To revisit the string behaviour: a string constant in the source is a series of octets, and we want it assembled into a series of (padded) 16-bit bytes. BitWise places the input octet into the LSB, and HXA presently places the input octet into the MSB.

That is, HXA produces:

Code: Select all

0000:F81F 53 00 65 00 .string "Send 6502 code in"

where I expect to see

Code: Select all

0000:F81F 00 53 00 65 .string "Send 6502 code in"

because when I load from 0000F81F, I expect to load 0053, an 'S'

That is, I don't think there's any word-order problem here, so no need to change the assume statement.

Cheers
Ed

teamtempest · Post by **teamtempest** » Fri Jul 08, 2011 11:00 pm

Okay, two separate issues.

Quote:

I tried changing the assume statements

Good but not enough. The ".cpu" statement changes as well, from

Code: Select all

.cpu T_32_L16

to

Code: Select all

.cpu T_32_M16

Changing from LSB to MSB is what swaps the octet order in string characters, as HXA will put the character octet in the least-significant postition and zero-fill the rest. For an 16-bit "byte" LSB descriptor that becomes "XX 00", and for an MSB that becomes "00 XX".

Tested that again; works as described.

Now for an LSB descriptor HXA by default extracts octets in the order 0->01->012->0123, for 8-, 16-, 24- and 32-bit quantities respectively. For 16-bit values you want the order "10" and for 32-bit quantities the order "1032", which is why the ".assume" is used to specify those. Reversed 32-bit quantities should come out "3210", but they already do by default, so there's no need to change that.

For an MSB descriptor the default extractions are 0->10->210->3210. The 16-bit value is in the the proper order, but the 32-bit values, normal and reversed, are not, so they need to be changed via ".assume".
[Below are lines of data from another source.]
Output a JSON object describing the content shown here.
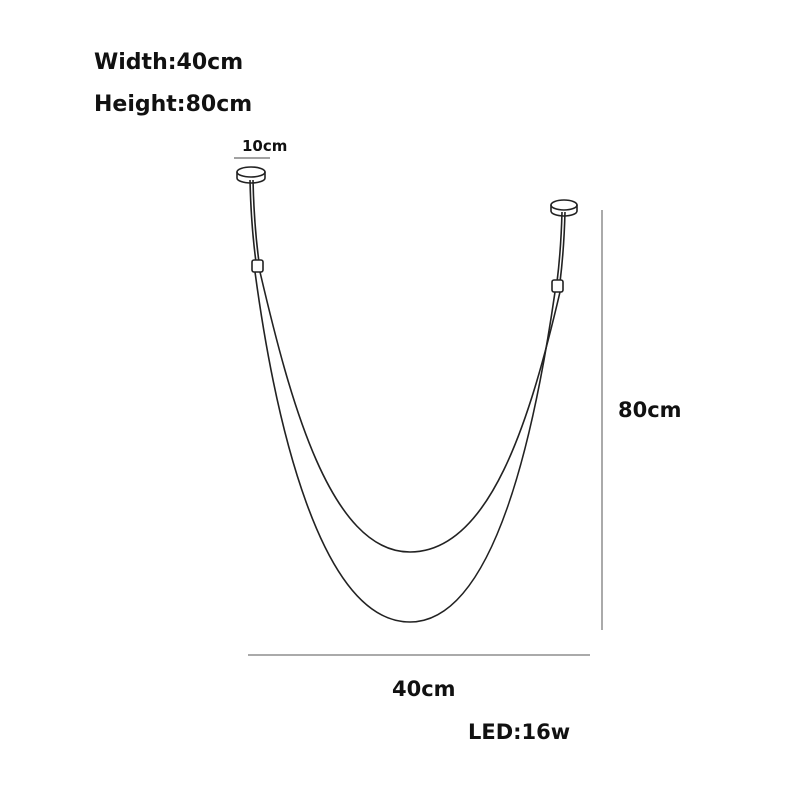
{
  "specs": {
    "width": "Width:40cm",
    "height": "Height:80cm",
    "led": "LED:16w"
  },
  "dimensions": {
    "canopy": "10cm",
    "vertical": "80cm",
    "horizontal": "40cm"
  },
  "colors": {
    "line": "#222222",
    "dimension_line": "#555555"
  }
}
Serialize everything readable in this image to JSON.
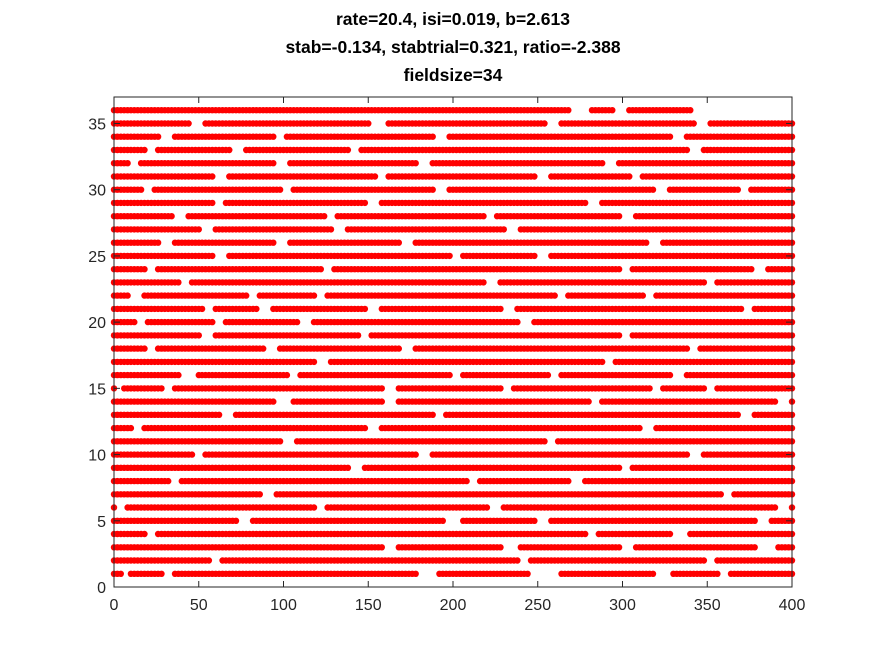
{
  "chart_data": {
    "type": "scatter",
    "title": [
      "rate=20.4, isi=0.019, b=2.613",
      "stab=-0.134, stabtrial=0.321, ratio=-2.388",
      "fieldsize=34"
    ],
    "xlabel": "",
    "ylabel": "",
    "xlim": [
      0,
      400
    ],
    "ylim": [
      0,
      37
    ],
    "xticks": [
      0,
      50,
      100,
      150,
      200,
      250,
      300,
      350,
      400
    ],
    "yticks": [
      0,
      5,
      10,
      15,
      20,
      25,
      30,
      35
    ],
    "grid": false,
    "marker_color": "#ff0000",
    "axis_color": "#262626",
    "raster": {
      "row_min": 1,
      "row_max": 36,
      "x_step": 2,
      "x_max": 400,
      "row_gaps": {
        "1": [
          [
            6,
            8
          ],
          [
            30,
            34
          ],
          [
            180,
            190
          ],
          [
            245,
            262
          ],
          [
            320,
            328
          ],
          [
            358,
            362
          ]
        ],
        "2": [
          [
            58,
            62
          ],
          [
            240,
            244
          ],
          [
            350,
            354
          ]
        ],
        "3": [
          [
            160,
            166
          ],
          [
            230,
            238
          ],
          [
            300,
            306
          ],
          [
            380,
            390
          ]
        ],
        "4": [
          [
            20,
            24
          ],
          [
            280,
            284
          ],
          [
            330,
            338
          ]
        ],
        "5": [
          [
            74,
            80
          ],
          [
            196,
            204
          ],
          [
            250,
            256
          ],
          [
            380,
            386
          ]
        ],
        "6": [
          [
            2,
            6
          ],
          [
            120,
            124
          ],
          [
            222,
            228
          ],
          [
            392,
            398
          ]
        ],
        "7": [
          [
            88,
            94
          ],
          [
            360,
            364
          ]
        ],
        "8": [
          [
            34,
            38
          ],
          [
            210,
            214
          ],
          [
            270,
            276
          ]
        ],
        "9": [
          [
            140,
            146
          ],
          [
            300,
            304
          ]
        ],
        "10": [
          [
            48,
            52
          ],
          [
            180,
            186
          ],
          [
            340,
            346
          ]
        ],
        "11": [
          [
            100,
            106
          ],
          [
            256,
            260
          ]
        ],
        "12": [
          [
            12,
            16
          ],
          [
            150,
            156
          ],
          [
            312,
            318
          ]
        ],
        "13": [
          [
            64,
            70
          ],
          [
            190,
            194
          ],
          [
            370,
            376
          ]
        ],
        "14": [
          [
            96,
            104
          ],
          [
            160,
            166
          ],
          [
            282,
            286
          ],
          [
            392,
            398
          ]
        ],
        "15": [
          [
            2,
            4
          ],
          [
            30,
            34
          ],
          [
            160,
            166
          ],
          [
            230,
            234
          ],
          [
            318,
            322
          ],
          [
            350,
            354
          ]
        ],
        "16": [
          [
            40,
            48
          ],
          [
            104,
            108
          ],
          [
            200,
            204
          ],
          [
            258,
            262
          ],
          [
            330,
            336
          ]
        ],
        "17": [
          [
            120,
            126
          ],
          [
            290,
            294
          ]
        ],
        "18": [
          [
            20,
            24
          ],
          [
            90,
            96
          ],
          [
            170,
            176
          ],
          [
            340,
            344
          ]
        ],
        "19": [
          [
            52,
            58
          ],
          [
            146,
            150
          ],
          [
            300,
            304
          ]
        ],
        "20": [
          [
            14,
            18
          ],
          [
            60,
            64
          ],
          [
            110,
            116
          ],
          [
            240,
            246
          ]
        ],
        "21": [
          [
            54,
            58
          ],
          [
            86,
            92
          ],
          [
            150,
            156
          ],
          [
            230,
            236
          ],
          [
            372,
            376
          ]
        ],
        "22": [
          [
            10,
            16
          ],
          [
            80,
            84
          ],
          [
            120,
            124
          ],
          [
            262,
            266
          ],
          [
            314,
            318
          ]
        ],
        "23": [
          [
            40,
            44
          ],
          [
            220,
            226
          ],
          [
            350,
            354
          ]
        ],
        "24": [
          [
            20,
            24
          ],
          [
            124,
            128
          ],
          [
            300,
            304
          ],
          [
            378,
            384
          ]
        ],
        "25": [
          [
            60,
            66
          ],
          [
            200,
            204
          ],
          [
            250,
            256
          ]
        ],
        "26": [
          [
            28,
            34
          ],
          [
            96,
            102
          ],
          [
            170,
            176
          ],
          [
            316,
            322
          ]
        ],
        "27": [
          [
            52,
            58
          ],
          [
            130,
            136
          ],
          [
            232,
            238
          ]
        ],
        "28": [
          [
            36,
            42
          ],
          [
            126,
            130
          ],
          [
            220,
            224
          ],
          [
            300,
            306
          ]
        ],
        "29": [
          [
            60,
            64
          ],
          [
            150,
            156
          ],
          [
            280,
            286
          ]
        ],
        "30": [
          [
            18,
            22
          ],
          [
            100,
            104
          ],
          [
            190,
            196
          ],
          [
            320,
            326
          ],
          [
            370,
            374
          ]
        ],
        "31": [
          [
            60,
            66
          ],
          [
            156,
            160
          ],
          [
            250,
            256
          ],
          [
            306,
            310
          ]
        ],
        "32": [
          [
            10,
            14
          ],
          [
            96,
            102
          ],
          [
            180,
            186
          ],
          [
            290,
            296
          ]
        ],
        "33": [
          [
            20,
            24
          ],
          [
            70,
            76
          ],
          [
            140,
            144
          ],
          [
            340,
            346
          ]
        ],
        "34": [
          [
            28,
            34
          ],
          [
            96,
            100
          ],
          [
            190,
            196
          ],
          [
            330,
            336
          ]
        ],
        "35": [
          [
            46,
            52
          ],
          [
            152,
            160
          ],
          [
            256,
            262
          ],
          [
            344,
            350
          ]
        ],
        "36": [
          [
            270,
            280
          ],
          [
            296,
            302
          ],
          [
            342,
            400
          ]
        ]
      }
    }
  }
}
That should take care of the first issue.

Quote:

(This is parenthetical, because I think it's a diversion...)

Actually it's not. It's a bug of sorts. In the file "i6502.a" there is this:

Code: Select all

        .if cpu$() ~ /L16/    ; 16-bit "byte" (and 65K "zero page") ?
abs_mask    .equ    $FFFF0000
        .else               ; assume 8-bit byte (and 256-byte "zero page")
abs_mask    .equ    $FFFFFF00
        .endif

Look at the listing. "abs_mask" has the value $FFFFFF00, because changing the descriptor from "_L16" to "_M16" causes the match to be false and so "abs_mask" gets the second value, not the first.

Thus the address $0000FF00 becomes non-zero when masked, and is taken as absolute, rather than zero page.

Changing the code to this:

Code: Select all

        .if cpu$() ~ /[LM]16/    ; 16-bit "byte" (and 65K "zero page") ?
abs_mask    .equ    $FFFF0000
        .else               ; assume 8-bit byte (and 256-byte "zero page")
abs_mask    .equ    $FFFFFF00
        .endif

should be one way to make the match succeed and the proper value given to "abs_mask".